4 February 2022
Today, Friday 4 February 2022, is World Cancer Day – used to raise awareness of Cancer and to encourage its prevention, detection, and treatment. In November 2021, the Union for International Cancer Control (UICC) launched a ‘Closing the care gap’ campaign to focus on closing the care gap for the next three years until the year 2024.
On St Helena, Oncology Clinical Nurse Specialist, Busisiwe Ramaru, leads the Chemotherapy Day Unit at the General Hospital, set up in 2019, which has been able to offer cancer patients, treatments on-Island. Treatments on-Island are limited, however it has been a major development when referring to ‘closing the care gap’.

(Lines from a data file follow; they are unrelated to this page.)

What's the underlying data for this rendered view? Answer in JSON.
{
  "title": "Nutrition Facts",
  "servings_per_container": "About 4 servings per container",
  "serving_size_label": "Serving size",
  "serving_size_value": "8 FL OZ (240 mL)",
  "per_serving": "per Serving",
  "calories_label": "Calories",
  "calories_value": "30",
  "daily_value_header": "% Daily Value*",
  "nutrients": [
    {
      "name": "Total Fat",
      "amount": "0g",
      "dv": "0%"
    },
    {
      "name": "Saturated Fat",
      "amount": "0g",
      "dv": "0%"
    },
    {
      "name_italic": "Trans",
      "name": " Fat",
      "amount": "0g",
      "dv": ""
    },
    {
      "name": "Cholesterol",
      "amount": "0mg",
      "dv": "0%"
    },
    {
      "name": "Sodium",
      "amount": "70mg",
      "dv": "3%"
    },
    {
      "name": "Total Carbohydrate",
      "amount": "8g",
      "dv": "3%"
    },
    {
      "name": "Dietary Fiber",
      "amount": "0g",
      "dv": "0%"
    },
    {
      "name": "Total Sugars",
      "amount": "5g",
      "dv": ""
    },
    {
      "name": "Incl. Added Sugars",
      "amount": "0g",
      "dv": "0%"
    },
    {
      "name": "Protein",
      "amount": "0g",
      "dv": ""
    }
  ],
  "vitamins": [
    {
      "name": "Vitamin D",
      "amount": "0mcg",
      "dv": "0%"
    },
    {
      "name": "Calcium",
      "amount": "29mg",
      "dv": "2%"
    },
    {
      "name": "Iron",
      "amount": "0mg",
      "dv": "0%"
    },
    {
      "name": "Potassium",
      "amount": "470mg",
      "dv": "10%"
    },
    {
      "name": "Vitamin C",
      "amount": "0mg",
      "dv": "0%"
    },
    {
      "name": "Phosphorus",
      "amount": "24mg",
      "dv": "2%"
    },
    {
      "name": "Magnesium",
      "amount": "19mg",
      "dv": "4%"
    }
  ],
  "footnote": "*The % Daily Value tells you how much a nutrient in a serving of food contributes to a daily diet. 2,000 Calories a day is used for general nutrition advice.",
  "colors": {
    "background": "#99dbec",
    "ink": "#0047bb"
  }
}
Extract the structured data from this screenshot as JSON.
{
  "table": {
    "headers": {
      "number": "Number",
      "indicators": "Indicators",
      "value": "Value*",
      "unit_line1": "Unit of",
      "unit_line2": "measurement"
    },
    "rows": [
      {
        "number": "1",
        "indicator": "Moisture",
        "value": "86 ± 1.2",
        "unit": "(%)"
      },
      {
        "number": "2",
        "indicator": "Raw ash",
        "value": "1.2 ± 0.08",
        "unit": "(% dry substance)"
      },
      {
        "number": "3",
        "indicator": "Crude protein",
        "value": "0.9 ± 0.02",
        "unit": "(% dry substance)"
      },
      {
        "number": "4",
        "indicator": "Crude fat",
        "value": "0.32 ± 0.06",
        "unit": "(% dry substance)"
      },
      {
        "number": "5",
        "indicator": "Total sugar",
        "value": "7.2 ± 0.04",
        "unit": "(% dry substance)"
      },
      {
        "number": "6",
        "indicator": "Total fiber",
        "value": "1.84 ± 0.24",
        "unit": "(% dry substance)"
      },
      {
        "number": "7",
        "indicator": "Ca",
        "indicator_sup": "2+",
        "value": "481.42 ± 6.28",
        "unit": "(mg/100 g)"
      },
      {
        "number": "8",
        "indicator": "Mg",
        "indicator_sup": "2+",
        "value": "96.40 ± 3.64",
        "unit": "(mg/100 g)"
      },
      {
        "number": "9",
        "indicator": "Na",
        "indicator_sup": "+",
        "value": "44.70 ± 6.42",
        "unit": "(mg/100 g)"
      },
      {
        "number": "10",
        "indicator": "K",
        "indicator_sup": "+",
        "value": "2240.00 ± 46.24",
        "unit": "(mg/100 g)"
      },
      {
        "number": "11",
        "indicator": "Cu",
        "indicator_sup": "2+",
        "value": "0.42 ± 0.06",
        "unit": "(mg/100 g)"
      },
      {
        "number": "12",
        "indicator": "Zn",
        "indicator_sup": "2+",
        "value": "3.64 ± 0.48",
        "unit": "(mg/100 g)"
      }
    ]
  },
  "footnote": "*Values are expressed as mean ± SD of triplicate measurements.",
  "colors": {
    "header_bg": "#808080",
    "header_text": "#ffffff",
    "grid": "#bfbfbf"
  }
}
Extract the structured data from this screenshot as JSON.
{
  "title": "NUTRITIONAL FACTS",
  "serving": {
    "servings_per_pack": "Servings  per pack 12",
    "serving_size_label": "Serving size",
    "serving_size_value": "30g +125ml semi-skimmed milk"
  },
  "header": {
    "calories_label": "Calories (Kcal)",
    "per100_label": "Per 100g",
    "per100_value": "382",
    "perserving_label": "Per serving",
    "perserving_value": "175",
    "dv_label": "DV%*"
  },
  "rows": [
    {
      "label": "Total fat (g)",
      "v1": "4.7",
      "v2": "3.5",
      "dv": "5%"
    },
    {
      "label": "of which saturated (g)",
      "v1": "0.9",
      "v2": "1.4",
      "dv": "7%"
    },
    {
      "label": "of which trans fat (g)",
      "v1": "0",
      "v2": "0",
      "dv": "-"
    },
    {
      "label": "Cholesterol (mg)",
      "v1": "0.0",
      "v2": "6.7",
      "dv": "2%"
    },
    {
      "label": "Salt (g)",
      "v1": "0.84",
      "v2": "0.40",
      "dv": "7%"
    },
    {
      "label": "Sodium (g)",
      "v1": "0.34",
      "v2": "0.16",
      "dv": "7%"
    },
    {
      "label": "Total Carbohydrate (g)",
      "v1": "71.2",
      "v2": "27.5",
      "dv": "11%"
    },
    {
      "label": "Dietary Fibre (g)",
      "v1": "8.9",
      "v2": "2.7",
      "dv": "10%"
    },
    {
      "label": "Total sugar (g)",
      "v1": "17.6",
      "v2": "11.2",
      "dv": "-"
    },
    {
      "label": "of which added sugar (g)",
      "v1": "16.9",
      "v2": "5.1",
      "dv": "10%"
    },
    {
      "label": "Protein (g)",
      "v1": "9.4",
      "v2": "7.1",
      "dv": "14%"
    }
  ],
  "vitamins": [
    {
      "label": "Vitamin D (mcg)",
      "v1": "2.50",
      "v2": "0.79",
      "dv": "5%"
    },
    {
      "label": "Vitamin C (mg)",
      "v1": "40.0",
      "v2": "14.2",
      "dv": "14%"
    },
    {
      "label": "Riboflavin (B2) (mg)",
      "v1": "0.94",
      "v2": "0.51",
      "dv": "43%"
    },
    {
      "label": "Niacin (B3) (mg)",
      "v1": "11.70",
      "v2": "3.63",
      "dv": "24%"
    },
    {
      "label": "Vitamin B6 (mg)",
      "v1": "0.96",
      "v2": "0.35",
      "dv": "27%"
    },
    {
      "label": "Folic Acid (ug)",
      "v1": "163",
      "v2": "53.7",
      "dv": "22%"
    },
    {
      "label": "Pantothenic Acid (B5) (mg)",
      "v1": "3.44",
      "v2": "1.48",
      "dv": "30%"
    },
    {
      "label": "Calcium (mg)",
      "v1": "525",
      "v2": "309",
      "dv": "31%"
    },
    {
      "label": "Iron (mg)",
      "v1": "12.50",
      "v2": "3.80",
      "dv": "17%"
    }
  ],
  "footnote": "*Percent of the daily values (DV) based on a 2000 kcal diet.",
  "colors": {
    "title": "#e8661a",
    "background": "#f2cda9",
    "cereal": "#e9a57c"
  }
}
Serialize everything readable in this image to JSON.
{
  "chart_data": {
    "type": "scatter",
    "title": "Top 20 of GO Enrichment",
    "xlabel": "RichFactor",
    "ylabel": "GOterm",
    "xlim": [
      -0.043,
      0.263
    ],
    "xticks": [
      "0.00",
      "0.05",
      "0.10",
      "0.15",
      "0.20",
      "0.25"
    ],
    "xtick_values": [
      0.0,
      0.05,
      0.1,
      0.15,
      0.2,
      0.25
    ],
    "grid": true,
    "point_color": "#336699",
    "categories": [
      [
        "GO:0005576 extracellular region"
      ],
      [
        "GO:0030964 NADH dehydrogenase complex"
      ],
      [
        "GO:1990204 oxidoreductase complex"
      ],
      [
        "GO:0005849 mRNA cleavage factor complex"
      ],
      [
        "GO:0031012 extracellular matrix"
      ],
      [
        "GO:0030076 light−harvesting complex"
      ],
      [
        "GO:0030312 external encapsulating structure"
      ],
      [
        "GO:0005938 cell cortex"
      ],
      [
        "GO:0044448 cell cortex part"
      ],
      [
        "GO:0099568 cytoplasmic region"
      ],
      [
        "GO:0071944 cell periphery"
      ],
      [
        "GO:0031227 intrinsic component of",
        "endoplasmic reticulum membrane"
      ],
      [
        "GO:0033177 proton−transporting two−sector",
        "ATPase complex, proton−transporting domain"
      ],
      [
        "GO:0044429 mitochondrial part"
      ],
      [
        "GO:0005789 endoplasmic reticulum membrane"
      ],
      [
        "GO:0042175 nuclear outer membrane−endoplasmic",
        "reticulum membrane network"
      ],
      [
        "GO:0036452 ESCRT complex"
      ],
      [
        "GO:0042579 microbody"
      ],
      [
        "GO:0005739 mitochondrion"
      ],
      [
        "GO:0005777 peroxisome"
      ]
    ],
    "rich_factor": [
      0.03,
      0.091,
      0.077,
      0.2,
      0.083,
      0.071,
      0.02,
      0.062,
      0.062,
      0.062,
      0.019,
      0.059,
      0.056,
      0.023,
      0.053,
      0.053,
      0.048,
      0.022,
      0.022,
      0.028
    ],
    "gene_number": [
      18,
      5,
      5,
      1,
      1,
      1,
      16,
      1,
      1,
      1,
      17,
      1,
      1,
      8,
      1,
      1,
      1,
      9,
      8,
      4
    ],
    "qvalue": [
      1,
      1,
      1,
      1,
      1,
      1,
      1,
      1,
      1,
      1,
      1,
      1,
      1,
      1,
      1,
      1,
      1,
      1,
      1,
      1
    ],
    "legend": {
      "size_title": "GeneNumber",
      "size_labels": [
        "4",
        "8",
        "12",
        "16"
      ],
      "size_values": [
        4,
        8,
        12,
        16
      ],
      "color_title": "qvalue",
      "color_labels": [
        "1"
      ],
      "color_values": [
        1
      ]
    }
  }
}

St Helena is one of very few British Overseas Territories that enables cancer patients to be treated locally allowing them to remain in a familiar environment with the support of their families and friends. In the event that treatments are not available locally the patients are then referred overseas. The Chemotherapy Day Unit receives advisory support from Oncology Units in South Africa and the UK.
On St Helena during the period 2013-2021 the most prevalent cancers were cervical, breast, prostate, lung and rectal cancer, the less prevalent cancers on-Island are colon, pancreas, gallbladder, bile duct, testicular, ovarian, bladder, lymphoma, multiple myeloma and renal cancer. Individuals are encouraged to raise their awareness of the risks associated with cancer, to allow them to lead a lifestyle that could help to reduce their risk of cancer. General risk factors for cancer include:
- Older ( Not to be considered literal as cancer affects persons of all ages )
- A personal or family history of cancer
- Using tobacco
- Some types of viral infections, such as human papillomavirus (HPV)
- Specific chemicals
- Exposure to radiation, including ultraviolet radiation from the sun.
Busisiwe has been working alongside the local Cancer Awareness Group to help promote cancer awareness locally.
“Cancer treatment requires a collaborative approach from the community, the private sector and the Health Services Directorate. The Chemotherapy Day Unit is supported by an Oncologist based in South Africa who prescribes the treatment and supported by Dr Kamar on the Island. We will continue to strive in ensuring that we provide the community with warning signs to ensure cancer is detected and treated early. Fighting cancer together the Saint Way.”